Denn das Bewusstsein fasziniert mich schon seit einigen Jahren, ich brenne förmlich darauf, über das Thema zu reden und nachzudenken. Womit ich sagen will, dass ich seit ein paar Jahren im Gespräch mit Riccardo Manzotti bin und mit ihm eine der intensivsten und längsten Debatten meines Lebens führe. Und bei der Rückkehr in unser Hotelzimmer machte ich jetzt tatsächlich, als ich mich an den kleinen Schreibtisch dort setzte, den Fehler, vor der Durchsicht meiner Notizen über Sabina Pauen noch meine E-Mails zu checken.

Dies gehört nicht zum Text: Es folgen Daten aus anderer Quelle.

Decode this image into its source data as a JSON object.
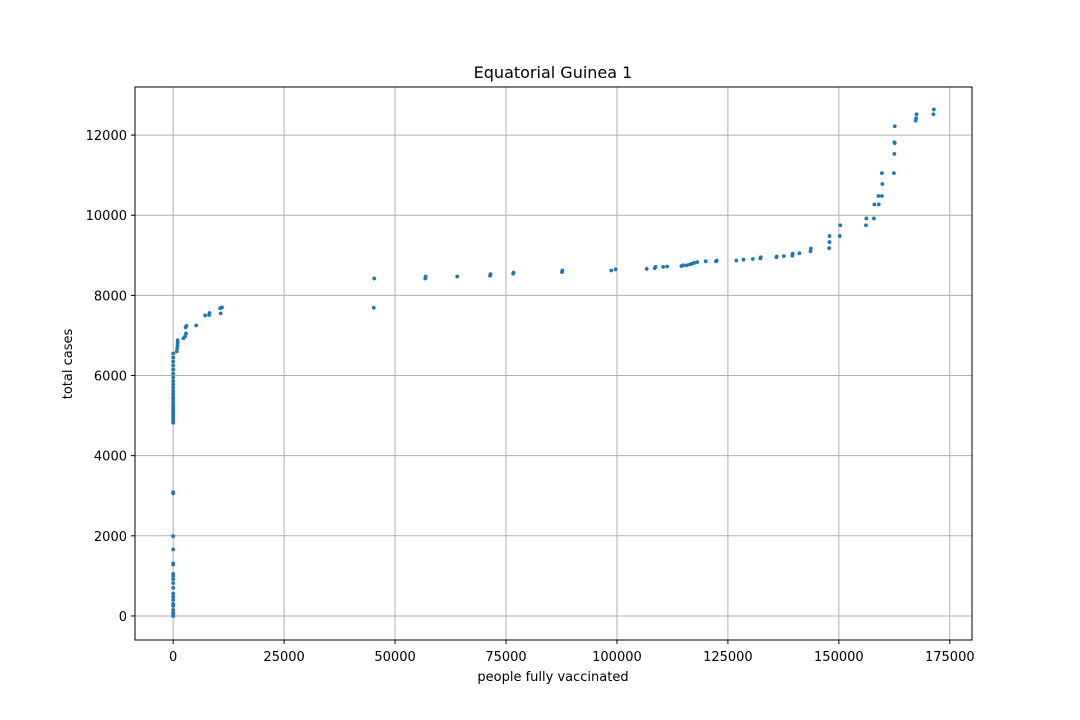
{
  "chart_data": {
    "type": "scatter",
    "title": "Equatorial Guinea 1",
    "xlabel": "people fully vaccinated",
    "ylabel": "total cases",
    "xlim": [
      -8600,
      180000
    ],
    "ylim": [
      -600,
      13200
    ],
    "xticks": [
      0,
      25000,
      50000,
      75000,
      100000,
      125000,
      150000,
      175000
    ],
    "yticks": [
      0,
      2000,
      4000,
      6000,
      8000,
      10000,
      12000
    ],
    "grid": true,
    "color": "#1f77b4",
    "points": [
      [
        0,
        0
      ],
      [
        0,
        40
      ],
      [
        0,
        80
      ],
      [
        0,
        150
      ],
      [
        0,
        250
      ],
      [
        0,
        300
      ],
      [
        0,
        400
      ],
      [
        0,
        480
      ],
      [
        0,
        560
      ],
      [
        0,
        700
      ],
      [
        0,
        820
      ],
      [
        0,
        920
      ],
      [
        0,
        1000
      ],
      [
        0,
        1050
      ],
      [
        0,
        1280
      ],
      [
        0,
        1310
      ],
      [
        0,
        1660
      ],
      [
        0,
        1990
      ],
      [
        0,
        3060
      ],
      [
        0,
        3090
      ],
      [
        0,
        4820
      ],
      [
        0,
        4870
      ],
      [
        0,
        4920
      ],
      [
        0,
        4980
      ],
      [
        0,
        5030
      ],
      [
        0,
        5080
      ],
      [
        0,
        5120
      ],
      [
        0,
        5180
      ],
      [
        0,
        5230
      ],
      [
        0,
        5280
      ],
      [
        0,
        5350
      ],
      [
        0,
        5420
      ],
      [
        0,
        5480
      ],
      [
        0,
        5550
      ],
      [
        0,
        5620
      ],
      [
        0,
        5700
      ],
      [
        0,
        5780
      ],
      [
        0,
        5860
      ],
      [
        0,
        5950
      ],
      [
        0,
        6050
      ],
      [
        0,
        6150
      ],
      [
        0,
        6250
      ],
      [
        0,
        6350
      ],
      [
        0,
        6450
      ],
      [
        0,
        6550
      ],
      [
        800,
        6600
      ],
      [
        900,
        6680
      ],
      [
        1000,
        6750
      ],
      [
        1000,
        6820
      ],
      [
        1000,
        6880
      ],
      [
        2300,
        6930
      ],
      [
        2700,
        6980
      ],
      [
        2900,
        7050
      ],
      [
        2800,
        7200
      ],
      [
        3000,
        7240
      ],
      [
        5200,
        7250
      ],
      [
        7200,
        7500
      ],
      [
        8100,
        7510
      ],
      [
        8200,
        7560
      ],
      [
        10700,
        7550
      ],
      [
        10600,
        7680
      ],
      [
        11000,
        7700
      ],
      [
        45200,
        7690
      ],
      [
        45300,
        8420
      ],
      [
        56800,
        8420
      ],
      [
        56900,
        8470
      ],
      [
        64000,
        8470
      ],
      [
        71400,
        8490
      ],
      [
        71500,
        8530
      ],
      [
        76600,
        8540
      ],
      [
        76700,
        8570
      ],
      [
        87600,
        8580
      ],
      [
        87700,
        8620
      ],
      [
        98700,
        8620
      ],
      [
        99700,
        8650
      ],
      [
        106700,
        8660
      ],
      [
        108500,
        8680
      ],
      [
        108700,
        8710
      ],
      [
        110400,
        8710
      ],
      [
        111300,
        8720
      ],
      [
        114500,
        8730
      ],
      [
        114900,
        8750
      ],
      [
        115700,
        8750
      ],
      [
        116400,
        8770
      ],
      [
        116900,
        8790
      ],
      [
        117400,
        8810
      ],
      [
        118100,
        8830
      ],
      [
        120000,
        8850
      ],
      [
        122300,
        8850
      ],
      [
        122500,
        8870
      ],
      [
        126900,
        8870
      ],
      [
        128500,
        8890
      ],
      [
        130600,
        8910
      ],
      [
        132300,
        8920
      ],
      [
        132400,
        8950
      ],
      [
        135900,
        8950
      ],
      [
        136000,
        8970
      ],
      [
        137600,
        8980
      ],
      [
        139500,
        8990
      ],
      [
        139600,
        9040
      ],
      [
        141100,
        9050
      ],
      [
        143600,
        9100
      ],
      [
        143700,
        9170
      ],
      [
        147800,
        9180
      ],
      [
        147900,
        9330
      ],
      [
        147900,
        9480
      ],
      [
        150200,
        9480
      ],
      [
        150300,
        9750
      ],
      [
        156100,
        9750
      ],
      [
        156200,
        9920
      ],
      [
        157900,
        9920
      ],
      [
        158000,
        10270
      ],
      [
        159000,
        10270
      ],
      [
        158900,
        10480
      ],
      [
        159700,
        10480
      ],
      [
        159800,
        10780
      ],
      [
        159700,
        11050
      ],
      [
        162400,
        11050
      ],
      [
        162500,
        11530
      ],
      [
        162600,
        11800
      ],
      [
        162500,
        11820
      ],
      [
        162600,
        12220
      ],
      [
        167300,
        12360
      ],
      [
        167400,
        12420
      ],
      [
        167500,
        12520
      ],
      [
        171300,
        12520
      ],
      [
        171400,
        12640
      ]
    ]
  }
}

Und natürlich war eine Mail von Riccardo eingetroffen, mit einem Link zu einer Rezension des Philosophen Alva Noë über den Film Alles steht Kopf. Eine Filmkritik von einem Philosophen bekommt man nicht alle Tage zu lesen, daher machte ich gleich anschließend den nächsten Fehler, indem ich, statt Pauens Aufsatz über »Object Categorization and Socially Guided Object Learning in Infancy« noch einmal zu lesen, diese Kritik überflog.